ASIAWORLDVIEW – Nokia kini memainkan peran penting dalam penyediaan layanan fiber optik, khususnya melalui solusi optik bawah laut. Layanan ini mendukung konektivitas berkecepatan tinggi dan efisiensi tinggi di kawasan Asia Tenggara, termasuk Indonesia.
PT Solusi Sinergi Digital Tbk (Surge) bersama Nokia baru saja mencetak tonggak penting dalam dunia konektivitas digital Indonesia. Surge memanfaatkan solusi optik bawah laut dari Nokia untuk membangun jaringan berkapasitas tinggi yang menghubungkan Jakarta dan Singapura. Proyek ini bukan sekadar penguatan konektivitas antar data center regional, tetapi juga bagian dari misi besar kedua perusahaan tersebut.
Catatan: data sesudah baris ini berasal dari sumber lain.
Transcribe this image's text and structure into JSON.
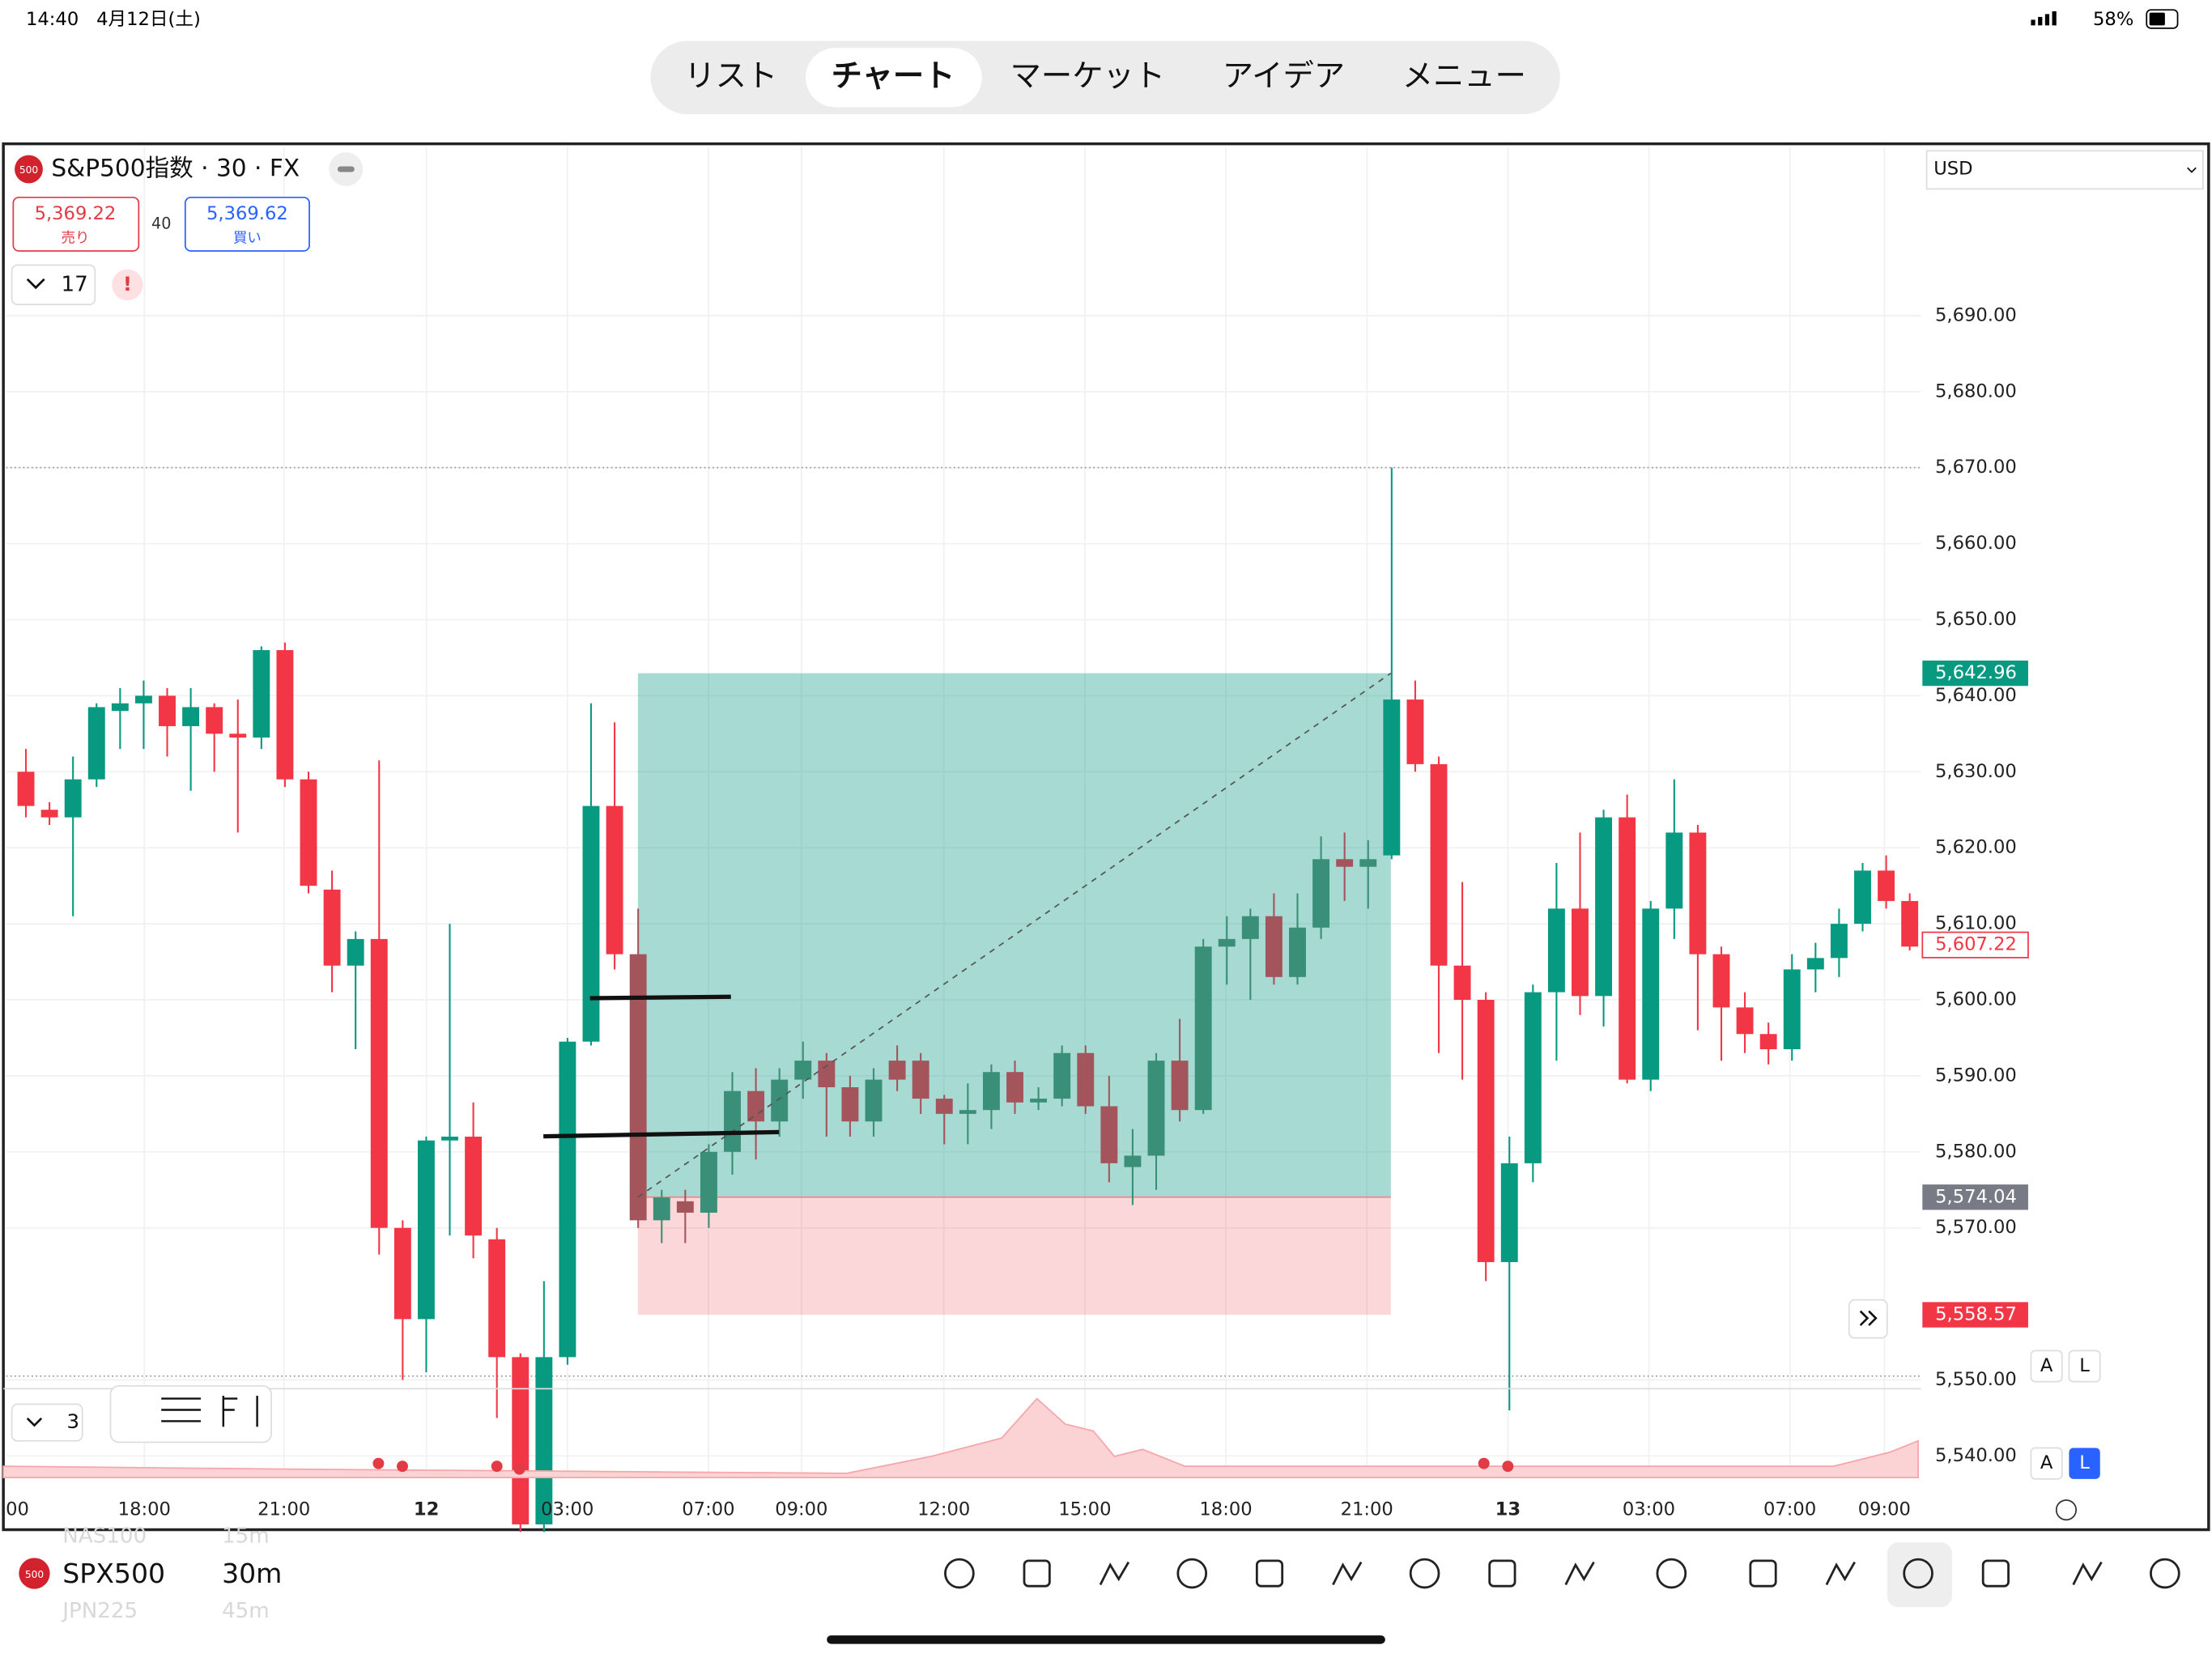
{
  "status": {
    "time": "14:40",
    "date": "4月12日(土)",
    "battery": "58%"
  },
  "tabs": [
    "リスト",
    "チャート",
    "マーケット",
    "アイデア",
    "メニュー"
  ],
  "symbol": {
    "icon": "500",
    "title": "S&P500指数 · 30 · FX",
    "sell_price": "5,369.22",
    "sell_label": "売り",
    "spread": "40",
    "buy_price": "5,369.62",
    "buy_label": "買い",
    "indicators": "17",
    "alert": "!",
    "currency": "USD"
  },
  "chart": {
    "type": "candlestick",
    "candles": [
      [
        5630,
        5633,
        5624,
        5625.5
      ],
      [
        5625,
        5626,
        5623,
        5624
      ],
      [
        5624,
        5632,
        5611,
        5629
      ],
      [
        5629,
        5639,
        5628,
        5638.5
      ],
      [
        5638,
        5641,
        5633,
        5639
      ],
      [
        5639,
        5642,
        5633,
        5640
      ],
      [
        5640,
        5641,
        5632,
        5636
      ],
      [
        5636,
        5641,
        5627.5,
        5638.5
      ],
      [
        5638.5,
        5639,
        5630,
        5635
      ],
      [
        5635,
        5639.5,
        5622,
        5634.5
      ],
      [
        5634.5,
        5646.5,
        5633,
        5646
      ],
      [
        5646,
        5647,
        5628,
        5629
      ],
      [
        5629,
        5630,
        5614,
        5615
      ],
      [
        5614.5,
        5617,
        5601,
        5604.5
      ],
      [
        5604.5,
        5609,
        5593.5,
        5608
      ],
      [
        5608,
        5631.5,
        5566.5,
        5570
      ],
      [
        5570,
        5571,
        5550,
        5558
      ],
      [
        5558,
        5582,
        5551,
        5581.5
      ],
      [
        5581.5,
        5610,
        5569,
        5582
      ],
      [
        5582,
        5586.5,
        5566,
        5569
      ],
      [
        5568.5,
        5570,
        5545,
        5553
      ],
      [
        5553,
        5553.5,
        5530,
        5531
      ],
      [
        5531,
        5563,
        5530,
        5553
      ],
      [
        5553,
        5595,
        5552,
        5594.5
      ],
      [
        5594.5,
        5639,
        5594,
        5625.5
      ],
      [
        5625.5,
        5636.5,
        5604,
        5606
      ],
      [
        5606,
        5612,
        5570,
        5571
      ],
      [
        5571,
        5575,
        5568,
        5574
      ],
      [
        5573.5,
        5575,
        5568,
        5572
      ],
      [
        5572,
        5581,
        5570,
        5580
      ],
      [
        5580,
        5590.5,
        5577,
        5588
      ],
      [
        5588,
        5591,
        5579,
        5584
      ],
      [
        5584,
        5591,
        5582,
        5589.5
      ],
      [
        5589.5,
        5594.5,
        5587,
        5592
      ],
      [
        5592,
        5593,
        5582,
        5588.5
      ],
      [
        5588.5,
        5590,
        5582,
        5584
      ],
      [
        5584,
        5591,
        5582,
        5589.5
      ],
      [
        5592,
        5594,
        5588,
        5589.5
      ],
      [
        5592,
        5593,
        5585,
        5587
      ],
      [
        5587,
        5587.5,
        5581,
        5585
      ],
      [
        5585,
        5589,
        5581,
        5585.5
      ],
      [
        5585.5,
        5591.5,
        5583,
        5590.5
      ],
      [
        5590.5,
        5592,
        5585,
        5586.5
      ],
      [
        5586.5,
        5588.5,
        5585.5,
        5587
      ],
      [
        5587,
        5594,
        5586,
        5593
      ],
      [
        5593,
        5594,
        5585,
        5586
      ],
      [
        5586,
        5590,
        5576,
        5578.5
      ],
      [
        5578,
        5583,
        5573,
        5579.5
      ],
      [
        5579.5,
        5593,
        5575,
        5592
      ],
      [
        5592,
        5597.5,
        5584,
        5585.5
      ],
      [
        5585.5,
        5608,
        5585,
        5607
      ],
      [
        5607,
        5611,
        5602,
        5608
      ],
      [
        5608,
        5612,
        5600,
        5611
      ],
      [
        5611,
        5614,
        5602,
        5603
      ],
      [
        5603,
        5614,
        5602,
        5609.5
      ],
      [
        5609.5,
        5621.5,
        5608,
        5618.5
      ],
      [
        5618.5,
        5622,
        5613,
        5617.5
      ],
      [
        5617.5,
        5621,
        5612,
        5618.5
      ],
      [
        5619,
        5670,
        5618.5,
        5639.5
      ],
      [
        5639.5,
        5642,
        5630,
        5631
      ],
      [
        5631,
        5632,
        5593,
        5604.5
      ],
      [
        5604.5,
        5615.5,
        5589.5,
        5600
      ],
      [
        5600,
        5601,
        5563,
        5565.5
      ],
      [
        5565.5,
        5582,
        5546,
        5578.5
      ],
      [
        5578.5,
        5602,
        5576,
        5601
      ],
      [
        5601,
        5618,
        5592,
        5612
      ],
      [
        5612,
        5622,
        5598,
        5600.5
      ],
      [
        5600.5,
        5625,
        5596.5,
        5624
      ],
      [
        5624,
        5627,
        5589,
        5589.5
      ],
      [
        5589.5,
        5613,
        5588,
        5612
      ],
      [
        5612,
        5629,
        5608,
        5622
      ],
      [
        5622,
        5623,
        5596,
        5606
      ],
      [
        5606,
        5607,
        5592,
        5599
      ],
      [
        5599,
        5601,
        5593,
        5595.5
      ],
      [
        5595.5,
        5597,
        5591.5,
        5593.5
      ],
      [
        5593.5,
        5606,
        5592,
        5604
      ],
      [
        5604,
        5607.5,
        5601,
        5605.5
      ],
      [
        5605.5,
        5612,
        5603,
        5610
      ],
      [
        5610,
        5618,
        5609,
        5617
      ],
      [
        5617,
        5619,
        5612,
        5613
      ],
      [
        5613,
        5614,
        5606.5,
        5607
      ]
    ],
    "ylim": [
      5530.3,
      5712.6
    ],
    "yticks": [
      {
        "value": 5690,
        "label": "5,690.00"
      },
      {
        "value": 5680,
        "label": "5,680.00"
      },
      {
        "value": 5670,
        "label": "5,670.00"
      },
      {
        "value": 5660,
        "label": "5,660.00"
      },
      {
        "value": 5650,
        "label": "5,650.00"
      },
      {
        "value": 5640,
        "label": "5,640.00"
      },
      {
        "value": 5630,
        "label": "5,630.00"
      },
      {
        "value": 5620,
        "label": "5,620.00"
      },
      {
        "value": 5610,
        "label": "5,610.00"
      },
      {
        "value": 5600,
        "label": "5,600.00"
      },
      {
        "value": 5590,
        "label": "5,590.00"
      },
      {
        "value": 5580,
        "label": "5,580.00"
      },
      {
        "value": 5570,
        "label": "5,570.00"
      },
      {
        "value": 5550,
        "label": "5,550.00"
      },
      {
        "value": 5540,
        "label": "5,540.00"
      }
    ],
    "xlabels": [
      "00",
      "18:00",
      "21:00",
      "12",
      "03:00",
      "07:00",
      "09:00",
      "12:00",
      "15:00",
      "18:00",
      "21:00",
      "13",
      "03:00",
      "07:00",
      "09:00"
    ],
    "target": {
      "value": 5642.96,
      "label": "5,642.96"
    },
    "entry": {
      "value": 5574.04,
      "label": "5,574.04"
    },
    "stop": {
      "value": 5558.57,
      "label": "5,558.57"
    },
    "last": {
      "value": 5607.22,
      "label": "5,607.22"
    },
    "volume_count": "3",
    "scale_auto": "A",
    "scale_log": "L"
  },
  "bottom": {
    "icon": "500",
    "symbol": "SPX500",
    "interval": "30m",
    "prev_symbol": "NAS100",
    "prev_interval": "15m",
    "next_symbol": "JPN225",
    "next_interval": "45m"
  }
}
James Watt dari Nokia menyebutkan, “proyek ini adalah kehormatan sekaligus tanggung jawab besar untuk menghadirkan internet yang cepat, stabil, dan terjangkau ke wilayah yang belum terlayani.”
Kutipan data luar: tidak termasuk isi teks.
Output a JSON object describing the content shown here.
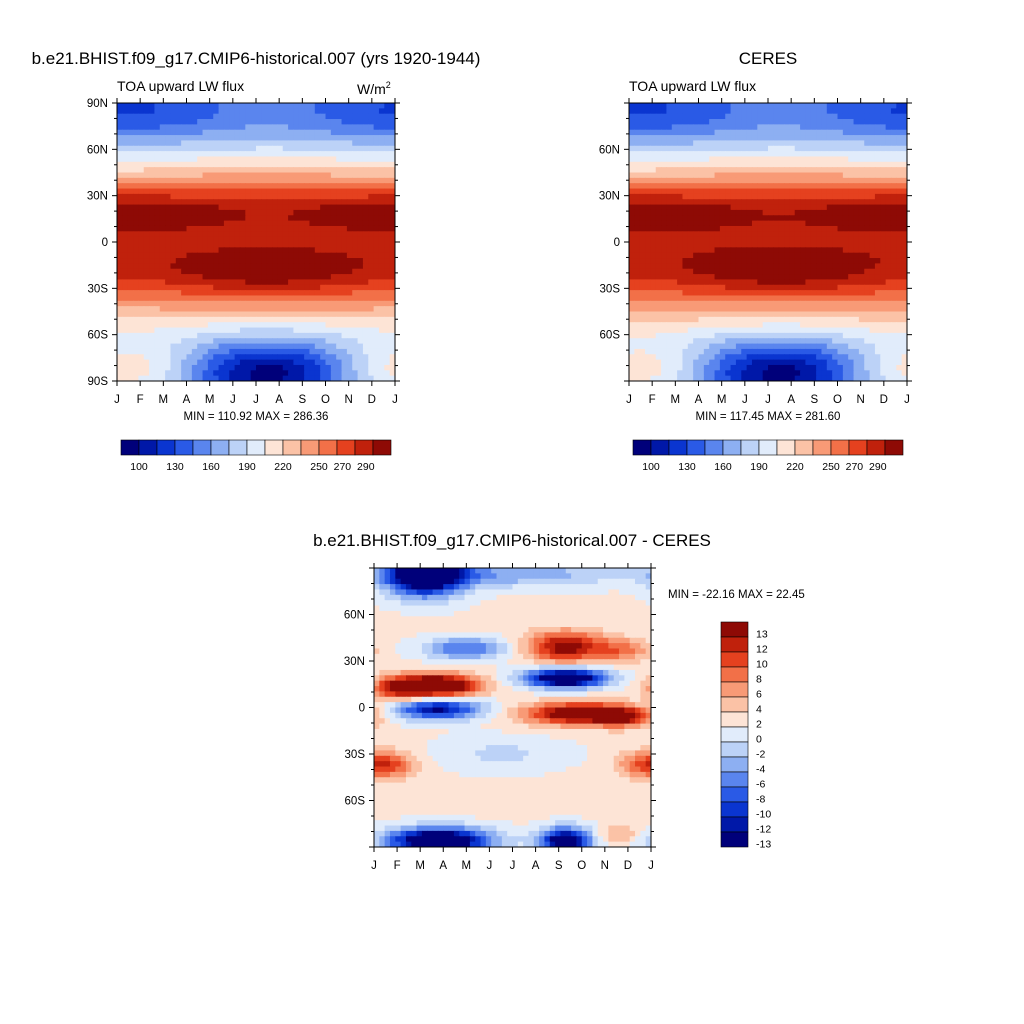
{
  "palette": {
    "levels": [
      "#00007a",
      "#0018a8",
      "#0a35d0",
      "#2a5ae6",
      "#5a85ee",
      "#8daff2",
      "#bcd2f7",
      "#e1ecfb",
      "#fde4d6",
      "#fbc2a6",
      "#f89a76",
      "#f27048",
      "#e5411f",
      "#c0210c",
      "#8e0a05"
    ],
    "diff": [
      "#00007a",
      "#0018a8",
      "#0a35d0",
      "#2a5ae6",
      "#5a85ee",
      "#8daff2",
      "#bcd2f7",
      "#e1ecfb",
      "#fde4d6",
      "#fbc2a6",
      "#f89a76",
      "#f27048",
      "#e5411f",
      "#c0210c",
      "#8e0a05"
    ]
  },
  "months": [
    "J",
    "F",
    "M",
    "A",
    "M",
    "J",
    "J",
    "A",
    "S",
    "O",
    "N",
    "D",
    "J"
  ],
  "panel1": {
    "title": "b.e21.BHIST.f09_g17.CMIP6-historical.007 (yrs 1920-1944)",
    "left_string": "TOA upward LW flux",
    "units_base": "W/m",
    "units_exp": "2",
    "lat_labels": [
      "90N",
      "60N",
      "30N",
      "0",
      "30S",
      "60S",
      "90S"
    ],
    "minmax": "MIN = 110.92 MAX = 286.36",
    "colorbar_labels": [
      "100",
      "130",
      "160",
      "190",
      "220",
      "250",
      "270",
      "290"
    ]
  },
  "panel2": {
    "title": "CERES",
    "left_string": "TOA upward LW flux",
    "lat_labels": [
      "60N",
      "30N",
      "0",
      "30S",
      "60S"
    ],
    "minmax": "MIN = 117.45 MAX = 281.60",
    "colorbar_labels": [
      "100",
      "130",
      "160",
      "190",
      "220",
      "250",
      "270",
      "290"
    ]
  },
  "panel3": {
    "title": "b.e21.BHIST.f09_g17.CMIP6-historical.007 - CERES",
    "lat_labels": [
      "60N",
      "30N",
      "0",
      "30S",
      "60S"
    ],
    "minmax": "MIN = -22.16 MAX =  22.45",
    "colorbar_labels": [
      "13",
      "12",
      "10",
      "8",
      "6",
      "4",
      "2",
      "0",
      "-2",
      "-4",
      "-6",
      "-8",
      "-10",
      "-12",
      "-13"
    ]
  },
  "chart_data": [
    {
      "type": "heatmap",
      "title": "b.e21.BHIST.f09_g17.CMIP6-historical.007 (yrs 1920-1944)",
      "xlabel": "",
      "ylabel": "",
      "variable": "TOA upward LW flux",
      "units": "W/m2",
      "x": [
        "J",
        "F",
        "M",
        "A",
        "M",
        "J",
        "J",
        "A",
        "S",
        "O",
        "N",
        "D",
        "J"
      ],
      "ylim": [
        -90,
        90
      ],
      "min": 110.92,
      "max": 286.36,
      "levels": [
        100,
        110,
        130,
        150,
        160,
        180,
        190,
        200,
        220,
        240,
        250,
        260,
        270,
        280,
        290
      ]
    },
    {
      "type": "heatmap",
      "title": "CERES",
      "xlabel": "",
      "ylabel": "",
      "variable": "TOA upward LW flux",
      "x": [
        "J",
        "F",
        "M",
        "A",
        "M",
        "J",
        "J",
        "A",
        "S",
        "O",
        "N",
        "D",
        "J"
      ],
      "ylim": [
        -90,
        90
      ],
      "min": 117.45,
      "max": 281.6,
      "levels": [
        100,
        110,
        130,
        150,
        160,
        180,
        190,
        200,
        220,
        240,
        250,
        260,
        270,
        280,
        290
      ]
    },
    {
      "type": "heatmap",
      "title": "b.e21.BHIST.f09_g17.CMIP6-historical.007 - CERES",
      "xlabel": "",
      "ylabel": "",
      "x": [
        "J",
        "F",
        "M",
        "A",
        "M",
        "J",
        "J",
        "A",
        "S",
        "O",
        "N",
        "D",
        "J"
      ],
      "ylim": [
        -90,
        90
      ],
      "min": -22.16,
      "max": 22.45,
      "levels": [
        -13,
        -12,
        -10,
        -8,
        -6,
        -4,
        -2,
        0,
        2,
        4,
        6,
        8,
        10,
        12,
        13
      ]
    }
  ]
}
Baca Juga: Riset: Asia Tenggara, Kawasan dengan Pertumbuhan 5G Beragam, Indonesia Lampaui Wilayah Lain
Didukung oleh teknologi 1830 PSS dari Nokia, jaringan ini memiliki kapasitas awal sebesar 20,8 terabit, memungkinkan layanan internet berkecepatan tinggi hingga 800GE untuk pelanggan korporasi Tier-1 dan Tier-2. Selain efisien dalam penggunaan ruang dan daya, solusi ini juga mudah ditingkatkan kapasitasnya, menjadikannya pilihan strategis untuk ekspansi jangka panjang2.
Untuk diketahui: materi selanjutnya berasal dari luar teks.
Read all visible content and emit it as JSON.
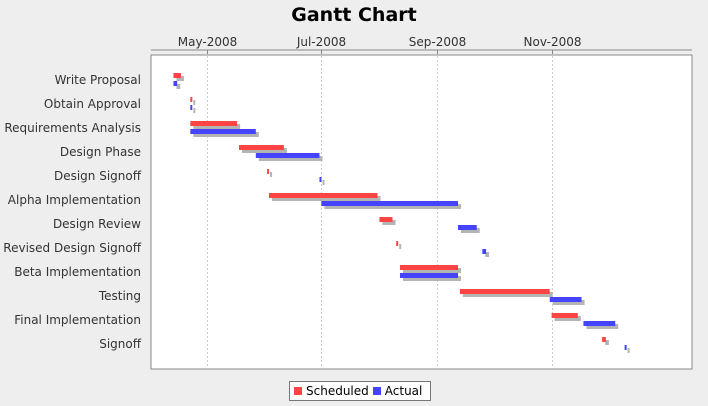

“Proyek ini memperkuat konektivitas antar data center regional, tapi juga menjadi bagian dari misi besar Surge untuk memperluas akses internet berbasis serat optik ke 40 juta rumah tangga di Indonesia,” ia menambahkan.
Shannedy Ong dari Surge menekankan bahwa inisiatif ini mencerminkan komitmen mereka terhadap pemerataan akses digital dan masa depan yang lebih inklusif. Koneksi stabil dan berkapasitas tinggi mendukung sektor finansial, cloud computing, dan layanan digital lainnya.
Jaringan bawah laut yang menghubungkan Jakarta dan Singapura memperkuat ekosistem digital regional dan mendukung transformasi digital nasional. Teknologi Nokia mendukung efisiensi hingga 60% dibanding solusi konvensional, sejalan dengan tren F5G dan arsitektur terbuka untuk integrasi ekosistem.